The solution presented by user10987432 has a flaw that this function avoids, which is that it always accepts values that keep the sum below k. With that solution, the values are ordered from largest to smallest and then iterated through and added to the solution if it doesn't bring the sum higher than k. However a simple example shows this to be inaccurate:
values = [7, 5, 4, 1] k = 10
In that solution, the sum would begin at 0, then go up to 7 with the first item, and finish at 8 after reaching the last index. The correct solution, however, is 5 + 4 + 1 = 10.
Upvotes: 0
Reputation: 51037
This problem is at least as hard as the well-studied subset sum problem, which is NP-complete. In particular, any algorithm which solves your problem can be used to solve the subset sum problem, by finding the maximum sum <= k
and then outputting True
if the sum equals k
, or False
if the sum is less than k
.
This means your problem is NP-hard, and there is no known algorithm which solves it in polynomial time. Your algorithm's running time is linear in the length of the input array, so it cannot correctly solve the problem, and no similar algorithm can correctly solve the problem.

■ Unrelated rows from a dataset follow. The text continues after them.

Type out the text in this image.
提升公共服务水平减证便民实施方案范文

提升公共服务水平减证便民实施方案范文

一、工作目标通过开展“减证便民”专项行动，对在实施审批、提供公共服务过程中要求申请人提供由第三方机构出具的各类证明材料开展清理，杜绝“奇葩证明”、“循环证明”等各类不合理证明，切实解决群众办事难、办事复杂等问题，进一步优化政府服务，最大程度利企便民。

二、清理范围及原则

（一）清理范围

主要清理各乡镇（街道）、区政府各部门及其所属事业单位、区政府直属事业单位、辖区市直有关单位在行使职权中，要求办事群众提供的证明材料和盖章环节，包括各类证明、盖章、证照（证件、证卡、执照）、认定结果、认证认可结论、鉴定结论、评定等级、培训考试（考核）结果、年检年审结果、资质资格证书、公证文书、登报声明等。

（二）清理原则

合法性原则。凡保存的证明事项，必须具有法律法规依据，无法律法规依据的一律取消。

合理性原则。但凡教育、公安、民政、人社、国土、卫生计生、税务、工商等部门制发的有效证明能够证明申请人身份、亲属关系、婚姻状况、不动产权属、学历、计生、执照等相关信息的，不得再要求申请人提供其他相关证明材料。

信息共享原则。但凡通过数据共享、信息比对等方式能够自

One approach that can work is a backtracking search - for each element, try including it in the sum, then backtrack and try not including it in the sum. This will take exponential time in the length of the input array.
If your array elements are always integers, another option is dynamic programming; there is a standard dynamic programming algorithm which solves the integer subset sum problem in pseudopolynomial time, which could easily be adapted to solve your form of the problem.